Afortunadamente, es usted un buen conversador.
-Bueno, mañana
irás a tierra -agregó McDunn sonriendo- a bailar con las muchachas y tomar
ginebra.
-¿En qué
piensa usted, McDunn, cuando lo dejo solo?
-En los
misterios del mar.
McDunn
encendió su pipa. Eran las siete y cuarto de una helada tarde de noviembre. La
luz movía su cola en doscientas direcciones, y la sirena zumbaba en la alta
garganta del faro. En ciento cincuenta kilómetros de costa no había
poblaciones; sólo un camino solitario que atravesaba los campos desiertos hasta
el mar, un estrecho de tres kilómetros de frías aguas, y unos pocos barcos.
-Los misterios
del mar -dijo McDunn pensativamente-. ¿Pensaste alguna vez que el mar es como
un enorme copo de nieve? Se mueve y crece con mil formas y colores, siempre
distintos. Es raro. Una noche, hace años, todos los peces del mar salieron ahí
a la superficie. Algo los hizo subir y quedarse flotando en las aguas, como
temblando y mirando la luz del faro que caía sobre ellos, roja, blanca, roja,
blanca, de modo que yo podía verles los ojitos. Me quedé helado. Eran como una
gran cola de pavo real, y se quedaron ahí hasta la medianoche. Luego, casi sin
ruido, desaparecieron. Un millón de peces desapareció. Imaginé que quizás, de
algún modo, vinieron en peregrinación. Raro, pero piensa en qué debe parecerles
una torre que se alza veinte metros sobre las aguas, y el dios-luz que sale del
faro, y la torre que se anuncia a sí misma con una voz de monstruo. Nunca
volvieron aquellos peces, ¿pero no se te ocurre que creyeron ver a Dios?
Me estremecí.
Miré las grandes y grises praderas del mar que se extendían hacia ninguna
parte, hacia la nada.
-Oh, hay
tantas cosas en el mar -McDunn chupó su pipa nerviosamente, parpadeando.

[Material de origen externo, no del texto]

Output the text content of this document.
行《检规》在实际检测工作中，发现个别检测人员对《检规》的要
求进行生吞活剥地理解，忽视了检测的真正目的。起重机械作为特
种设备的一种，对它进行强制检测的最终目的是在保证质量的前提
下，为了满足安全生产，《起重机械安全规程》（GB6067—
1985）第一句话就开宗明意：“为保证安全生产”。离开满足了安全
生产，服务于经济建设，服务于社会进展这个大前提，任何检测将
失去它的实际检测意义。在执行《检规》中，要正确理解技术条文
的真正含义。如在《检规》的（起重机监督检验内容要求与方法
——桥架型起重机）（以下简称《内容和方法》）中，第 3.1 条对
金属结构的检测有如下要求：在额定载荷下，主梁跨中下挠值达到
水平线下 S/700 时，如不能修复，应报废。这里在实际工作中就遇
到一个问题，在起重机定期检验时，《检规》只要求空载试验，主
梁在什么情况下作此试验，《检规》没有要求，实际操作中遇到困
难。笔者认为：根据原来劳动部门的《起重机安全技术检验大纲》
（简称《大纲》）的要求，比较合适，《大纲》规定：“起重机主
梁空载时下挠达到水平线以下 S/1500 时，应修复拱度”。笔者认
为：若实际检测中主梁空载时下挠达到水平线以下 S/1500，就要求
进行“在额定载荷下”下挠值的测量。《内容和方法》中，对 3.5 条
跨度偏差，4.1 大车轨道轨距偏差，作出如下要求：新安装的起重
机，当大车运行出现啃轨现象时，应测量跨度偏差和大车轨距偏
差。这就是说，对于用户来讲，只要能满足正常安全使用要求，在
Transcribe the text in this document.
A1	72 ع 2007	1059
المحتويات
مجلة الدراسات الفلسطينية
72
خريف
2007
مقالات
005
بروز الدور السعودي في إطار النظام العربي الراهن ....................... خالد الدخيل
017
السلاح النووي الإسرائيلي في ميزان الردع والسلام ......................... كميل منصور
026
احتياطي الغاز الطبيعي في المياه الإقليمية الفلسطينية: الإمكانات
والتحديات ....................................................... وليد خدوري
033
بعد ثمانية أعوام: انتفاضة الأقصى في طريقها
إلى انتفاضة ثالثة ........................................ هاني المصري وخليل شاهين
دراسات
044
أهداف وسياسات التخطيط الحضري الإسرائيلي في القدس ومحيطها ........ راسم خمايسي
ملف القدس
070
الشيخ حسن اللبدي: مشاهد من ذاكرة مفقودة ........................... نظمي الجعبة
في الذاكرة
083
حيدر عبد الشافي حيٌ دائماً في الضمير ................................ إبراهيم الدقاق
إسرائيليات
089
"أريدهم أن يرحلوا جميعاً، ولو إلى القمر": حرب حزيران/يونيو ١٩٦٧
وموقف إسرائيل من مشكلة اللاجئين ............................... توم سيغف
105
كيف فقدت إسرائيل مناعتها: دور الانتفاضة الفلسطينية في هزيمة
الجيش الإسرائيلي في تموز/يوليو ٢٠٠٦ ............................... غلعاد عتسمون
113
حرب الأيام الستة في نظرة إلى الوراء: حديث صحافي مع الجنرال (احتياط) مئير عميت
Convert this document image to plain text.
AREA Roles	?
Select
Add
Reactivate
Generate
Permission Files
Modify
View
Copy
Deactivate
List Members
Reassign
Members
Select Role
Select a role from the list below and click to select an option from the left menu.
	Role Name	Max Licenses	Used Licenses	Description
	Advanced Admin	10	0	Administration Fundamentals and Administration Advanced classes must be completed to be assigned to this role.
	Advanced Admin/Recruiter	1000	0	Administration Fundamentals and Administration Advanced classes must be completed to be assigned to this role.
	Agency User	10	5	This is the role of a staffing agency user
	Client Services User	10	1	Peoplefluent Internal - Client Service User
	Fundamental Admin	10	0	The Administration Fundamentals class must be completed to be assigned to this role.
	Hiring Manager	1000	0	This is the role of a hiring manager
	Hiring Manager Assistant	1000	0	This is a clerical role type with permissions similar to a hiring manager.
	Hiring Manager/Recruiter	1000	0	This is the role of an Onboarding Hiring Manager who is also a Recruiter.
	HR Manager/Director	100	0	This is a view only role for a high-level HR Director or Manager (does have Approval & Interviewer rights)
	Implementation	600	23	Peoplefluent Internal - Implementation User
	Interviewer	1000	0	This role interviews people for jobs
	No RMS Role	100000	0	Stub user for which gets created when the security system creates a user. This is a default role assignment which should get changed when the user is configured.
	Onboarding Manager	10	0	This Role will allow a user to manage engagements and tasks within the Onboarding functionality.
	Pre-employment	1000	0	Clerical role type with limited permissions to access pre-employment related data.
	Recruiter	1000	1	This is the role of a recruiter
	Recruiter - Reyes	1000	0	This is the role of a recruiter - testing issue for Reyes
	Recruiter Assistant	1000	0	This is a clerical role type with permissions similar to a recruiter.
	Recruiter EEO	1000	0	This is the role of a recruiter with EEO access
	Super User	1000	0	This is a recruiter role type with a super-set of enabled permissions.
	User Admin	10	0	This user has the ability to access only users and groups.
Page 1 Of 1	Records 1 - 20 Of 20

Estuvo
nervioso durante todo el día y nunca dijo la causa-. A pesar de nuestras máquinas
y los llamados submarinos, pasarán diez mil siglos antes de que pisemos
realmente las tierras sumergidas, sus fabulosos reinos, y sintamos realmente
miedo. Piénsalo, allá abajo es todavía el año 300,000 antes de Cristo. Cuando
nos paseábamos con trompetas arrancándonos países y cabezas, ellos vivían ya
bajo las aguas, a dieciocho kilómetros de profundidad, helados en un tiempo tan
antiguo como la cola de un cometa.
-Sí, es un
mundo viejo.
-Ven. Te
reservé algo especial.
Subimos con
lentitud los ochenta escalones, hablando. Arriba, McDunn apagó las luces del
cuarto para que no hubiese reflejos en las paredes de vidrio. El gran ojo de
luz zumbaba y giraba con suavidad sobre sus cojinetes aceitados. La sirena
llamaba regularmente cada quince segundos.
-Es como la
voz de un animal, ¿no es cierto? -McDunn se asintió a sí mismo con un
movimiento de cabeza-. Un gigantesco y solitario animal que grita en la noche.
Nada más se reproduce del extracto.